ALONG the Katipunan Avenue of my youth was a small eatery called Pampanguena. It was run, we can suppose, by the eponymous (and possibly fictional) Pampanguena. We had lunches of grilled pork belly there. It had a jukebox that played songs I didn’t know. It is gone now, taken over by a tire repair shop.
Down the road was Mango Brutus, where I bought mango shakes to go with snacks from stalls selling 3-M Pizza, Joe Kuan dimsum, and hotdogs from the original Smokey’s outside some small grocery store whose name I have since forgotten. Across Aurora Boulevard, a crippled Armored Personnel Carrier from one of the failed coups stood impotent watch.
None of them exist now. The grocery has long since been demolished, and nothing has been quite able to take root there.

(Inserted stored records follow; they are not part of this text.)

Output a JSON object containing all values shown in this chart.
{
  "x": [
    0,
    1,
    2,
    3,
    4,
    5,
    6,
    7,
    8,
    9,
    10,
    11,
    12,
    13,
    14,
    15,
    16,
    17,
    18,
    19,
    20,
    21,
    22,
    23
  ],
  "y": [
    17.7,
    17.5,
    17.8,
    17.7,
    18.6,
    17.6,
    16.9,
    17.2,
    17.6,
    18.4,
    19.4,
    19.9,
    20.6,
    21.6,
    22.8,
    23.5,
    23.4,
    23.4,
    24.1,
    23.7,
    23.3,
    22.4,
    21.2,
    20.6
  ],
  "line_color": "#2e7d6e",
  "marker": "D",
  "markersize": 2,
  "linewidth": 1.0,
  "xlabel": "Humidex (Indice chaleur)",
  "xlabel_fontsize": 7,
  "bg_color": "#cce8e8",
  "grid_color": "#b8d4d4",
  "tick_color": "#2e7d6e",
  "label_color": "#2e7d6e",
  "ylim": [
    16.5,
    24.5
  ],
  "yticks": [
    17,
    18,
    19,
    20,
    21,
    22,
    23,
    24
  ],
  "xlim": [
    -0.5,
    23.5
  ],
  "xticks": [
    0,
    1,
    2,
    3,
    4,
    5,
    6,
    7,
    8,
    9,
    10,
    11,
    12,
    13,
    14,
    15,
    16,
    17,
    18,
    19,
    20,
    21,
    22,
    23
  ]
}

There are still some small food stalls there, but of the generic kind that sell squidballs and tapsilog that you can find pretty much anywhere.
It is the loss of small holes in the wall like Pampanguena that I mourn when I think about how this road that I have been walking on since the 1980s has changed since then. Not the heavier traffic, and not the generations of students who come to Katipunan each year to claim it as their own. Increasingly, it is becoming more their street than mine. Or, more precisely, it is nobody’s street now, being indistinguishable from any other major road in this blighted metropolis.